Отец отрекся от сына, сын отрекся от отца. Один навсегда отрезал будущее, второй — прошлое. «Но, — подумалось Аркадию, — ни у одного не хватило духу заговорить о том времени, когда им придется наконец быть вместе». …Дача. Мальчик и мужчина, сидя на причале, смотрят на ноги, опущенные в сонную теплую воду. Босые ноги не всплывают, не опускаются вглубь — они лениво колышутся у поверхности, как водяные цветы. Еще глубже Аркадию видится колышущееся платье матери, оставшееся в детской памяти как прощальный взмах руки.
…По водам Нила, покачиваясь, сновали одномачтовые суденышки. Аркадий вдруг осознал, что перестал следить за происходящим на экране. Он осторожно, словно бритву, положил письмо обратно в карман, извлек из магнитофона египетскую кассету и вставил мюнхенскую. Теперь он смотрел внимательнее, потому что немного понимал немецкий язык. К тому же хотел отвлечься от письма. Смотрел, разумеется, глазами русского.

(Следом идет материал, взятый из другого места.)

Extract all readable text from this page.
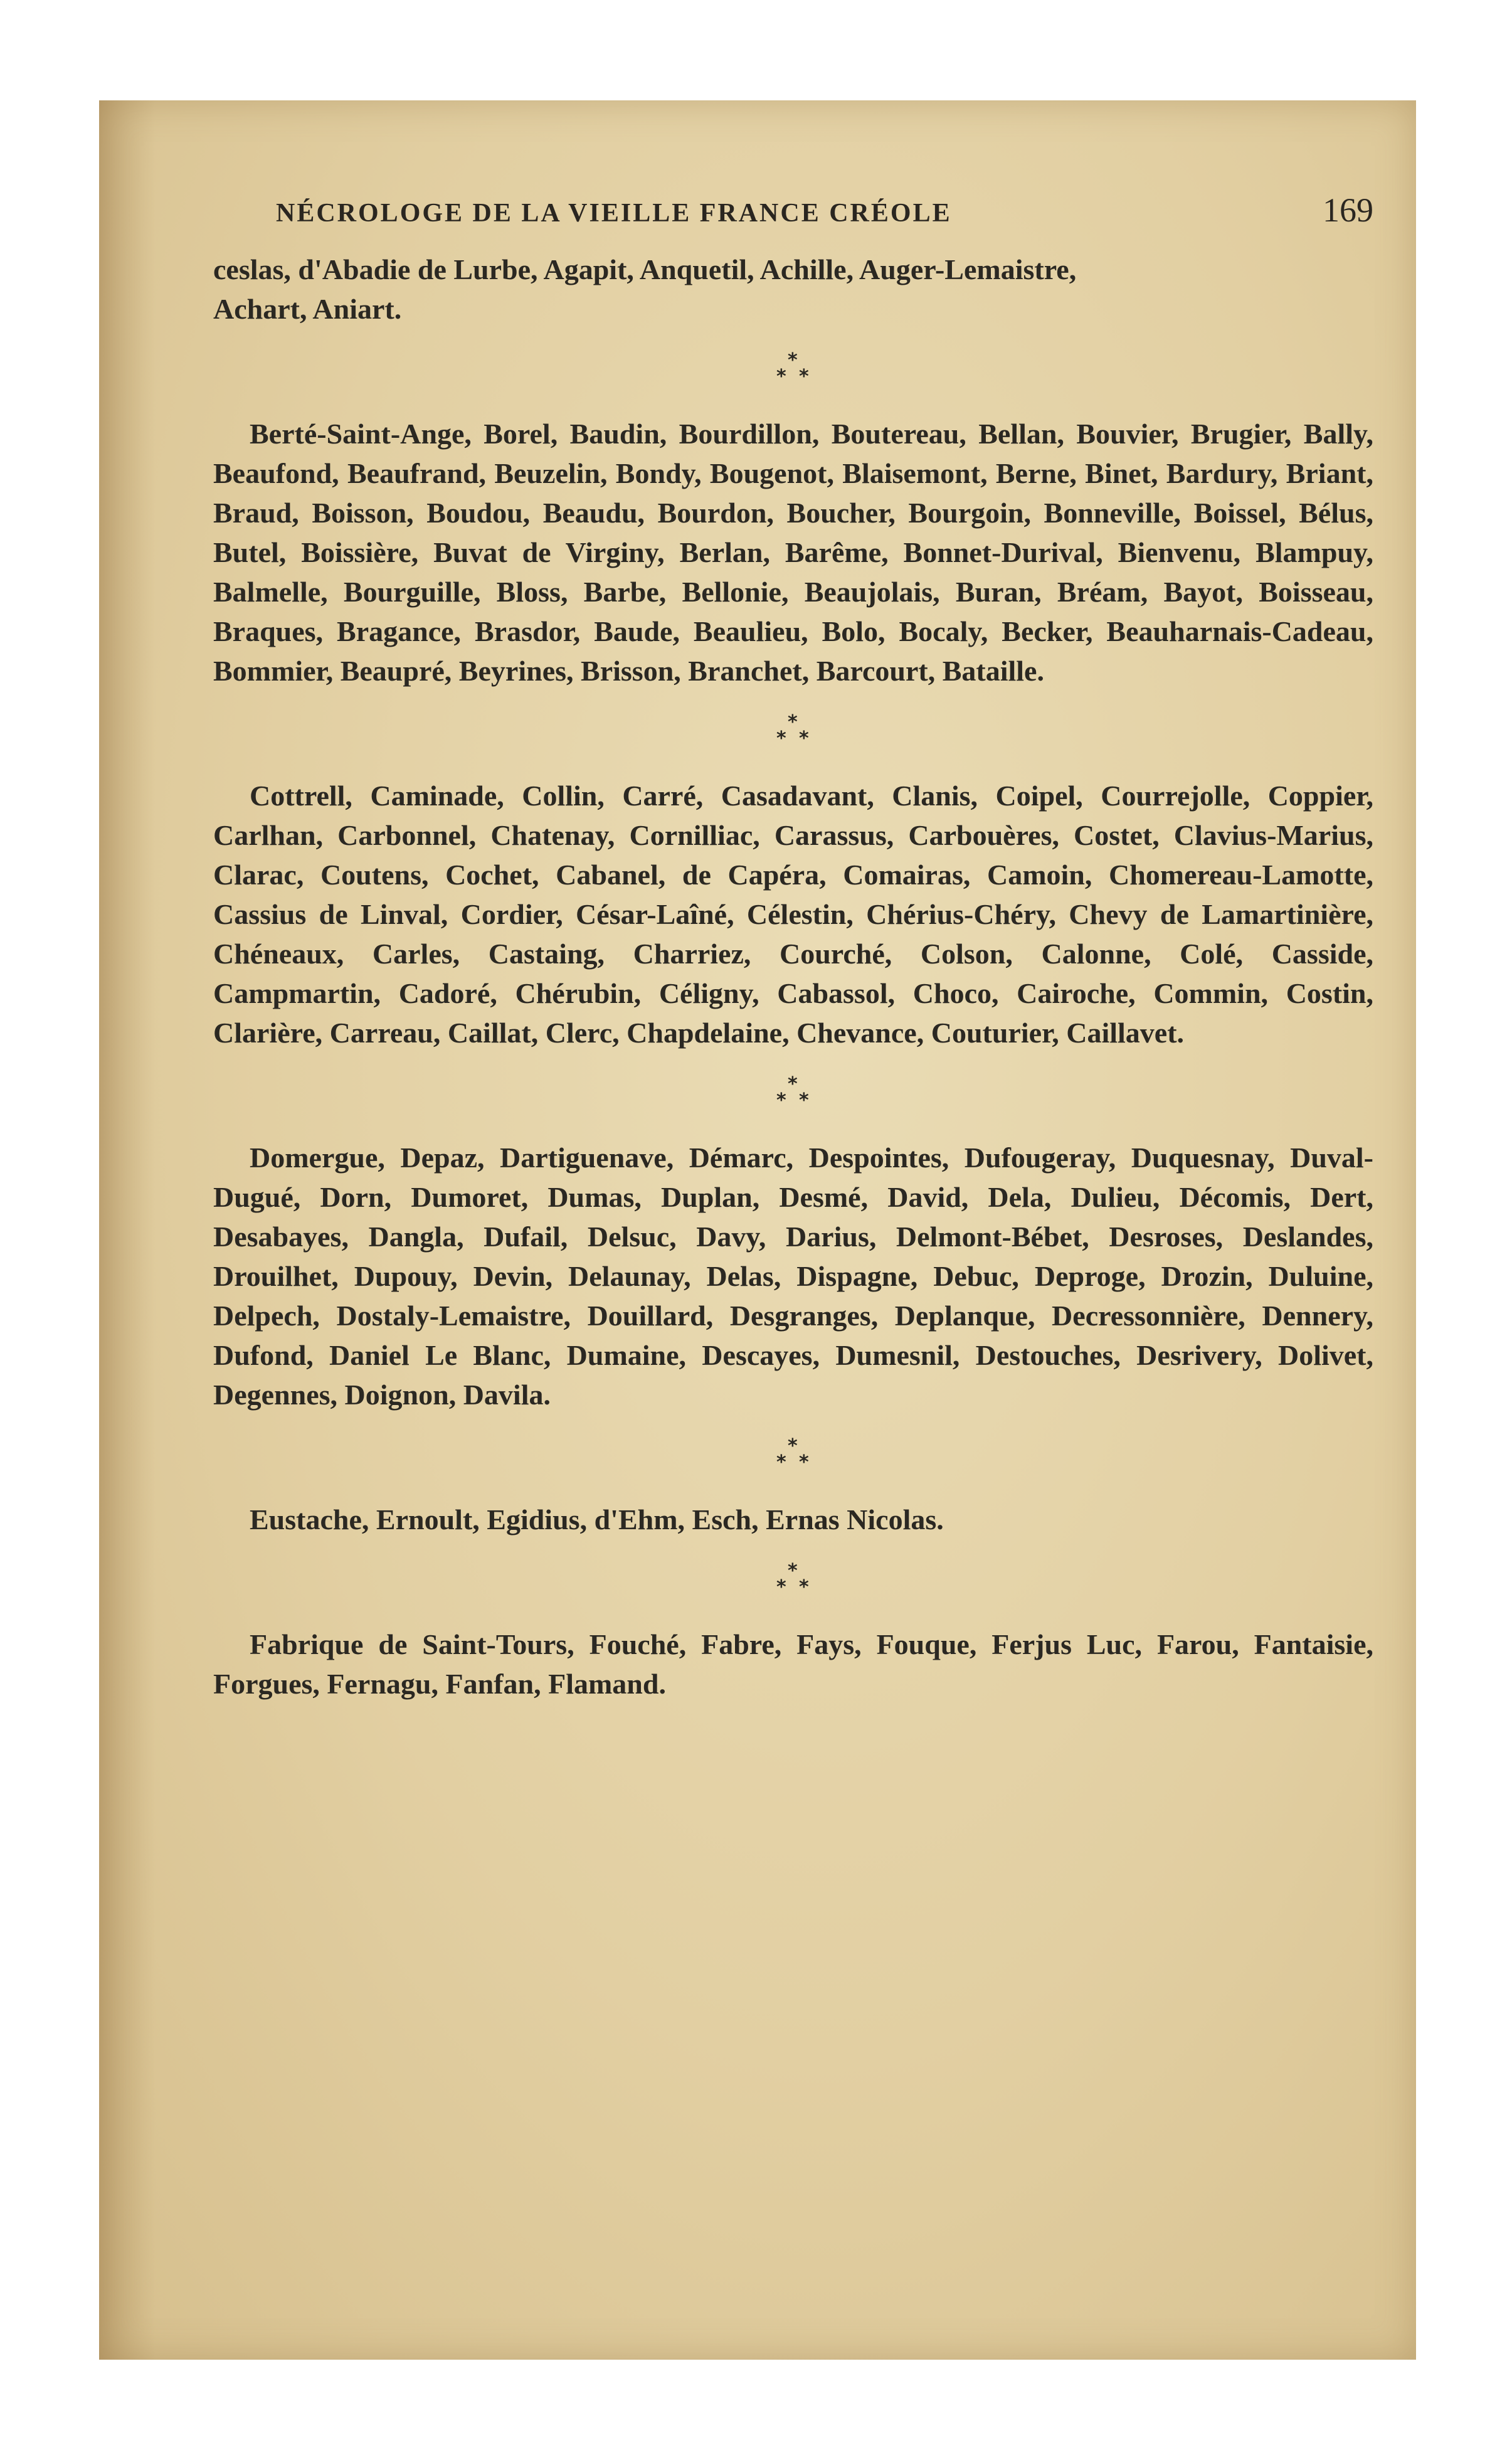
NÉCROLOGE DE LA VIEILLE FRANCE CRÉOLE	169

ceslas, d'Abadie de Lurbe, Agapit, Anquetil, Achille, Auger-Lemaistre,
Achart, Aniart.

*
* *

Berté-Saint-Ange, Borel, Baudin, Bourdillon, Boutereau, Bellan, Bouvier, Brugier, Bally, Beaufond, Beaufrand, Beuzelin, Bondy, Bougenot, Blaisemont, Berne, Binet, Bardury, Briant, Braud, Boisson, Boudou, Beaudu, Bourdon, Boucher, Bourgoin, Bonneville, Boissel, Bélus, Butel, Boissière, Buvat de Virginy, Berlan, Barême, Bonnet-Durival, Bienvenu, Blampuy, Balmelle, Bourguille, Bloss, Barbe, Bellonie, Beaujolais, Buran, Bréam, Bayot, Boisseau, Braques, Bragance, Brasdor, Baude, Beaulieu, Bolo, Bocaly, Becker, Beauharnais-Cadeau, Bommier, Beaupré, Beyrines, Brisson, Branchet, Barcourt, Bataille.

*
* *

Cottrell, Caminade, Collin, Carré, Casadavant, Clanis, Coipel, Courrejolle, Coppier, Carlhan, Carbonnel, Chatenay, Cornilliac, Carassus, Carbouères, Costet, Clavius-Marius, Clarac, Coutens, Cochet, Cabanel, de Capéra, Comairas, Camoin, Chomereau-Lamotte, Cassius de Linval, Cordier, César-Laîné, Célestin, Chérius-Chéry, Chevy de Lamartinière, Chéneaux, Carles, Castaing, Charriez, Courché, Colson, Calonne, Colé, Casside, Campmartin, Cadoré, Chérubin, Céligny, Cabassol, Choco, Cairoche, Commin, Costin, Clarière, Carreau, Caillat, Clerc, Chapdelaine, Chevance, Couturier, Caillavet.

*
* *

Domergue, Depaz, Dartiguenave, Démarc, Despointes, Dufougeray, Duquesnay, Duval-Dugué, Dorn, Dumoret, Dumas, Duplan, Desmé, David, Dela, Dulieu, Décomis, Dert, Desabayes, Dangla, Dufail, Delsuc, Davy, Darius, Delmont-Bébet, Desroses, Deslandes, Drouilhet, Dupouy, Devin, Delaunay, Delas, Dispagne, Debuc, Deproge, Drozin, Duluine, Delpech, Dostaly-Lemaistre, Douillard, Desgranges, Deplanque, Decressonnière, Dennery, Dufond, Daniel Le Blanc, Dumaine, Descayes, Dumesnil, Destouches, Desrivery, Dolivet, Degennes, Doignon, Davila.

*
* *

Eustache, Ernoult, Egidius, d'Ehm, Esch, Ernas Nicolas.

*
* *

Fabrique de Saint-Tours, Fouché, Fabre, Fays, Fouque, Ferjus Luc, Farou, Fantaisie, Forgues, Fernagu, Fanfan, Flamand.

«Добро пожаловать в Мюнхен!» — раздалось по-немецки с экрана. На экране появилась гравюра с изображением средневековых монахов, поливающих подсолнухи, поворачивающих надетого на вертел кабана, наливающих пиво. Жизнь, по всей видимости, была не так уж и плоха. Следующие кадры изображали современный, восстановленный Мюнхен. В дикторском тексте ухитрились с некоторой долей хвастовства рассказать о чудесном возрождении из пепла, не упомянув ни о каких мировых войнах, намекнув лишь об «ужасном, прискорбном» бедствии, превратившем город в груду камней.
…От фигурки увешанного колокольчиками шута, вращающейся на часовой башне на Мариенплатц, до похожих на шахматную доску стен Старого суда все исторические здания были прилизаны до неузнаваемости. Практически каждый второй кадр изображал либо пивную на открытом воздухе, либо погребок, словно потребление пива было миропомазанием в знак отпущения грехов (конечно, пивной путч Гитлера не в счет). И все же Мюнхен был, бесспорно, привлекательным городом. Люди выглядели такими состоятельными, что, казалось, они живут на другой планете. Автомашины почему-то выглядели невероятно чистыми, а гудки звучали, словно звонкий охотничий рог. В городских прудах и на реке плавали многочисленные стаи лебедей и уток. А когда в последний раз видели лебедя в Москве?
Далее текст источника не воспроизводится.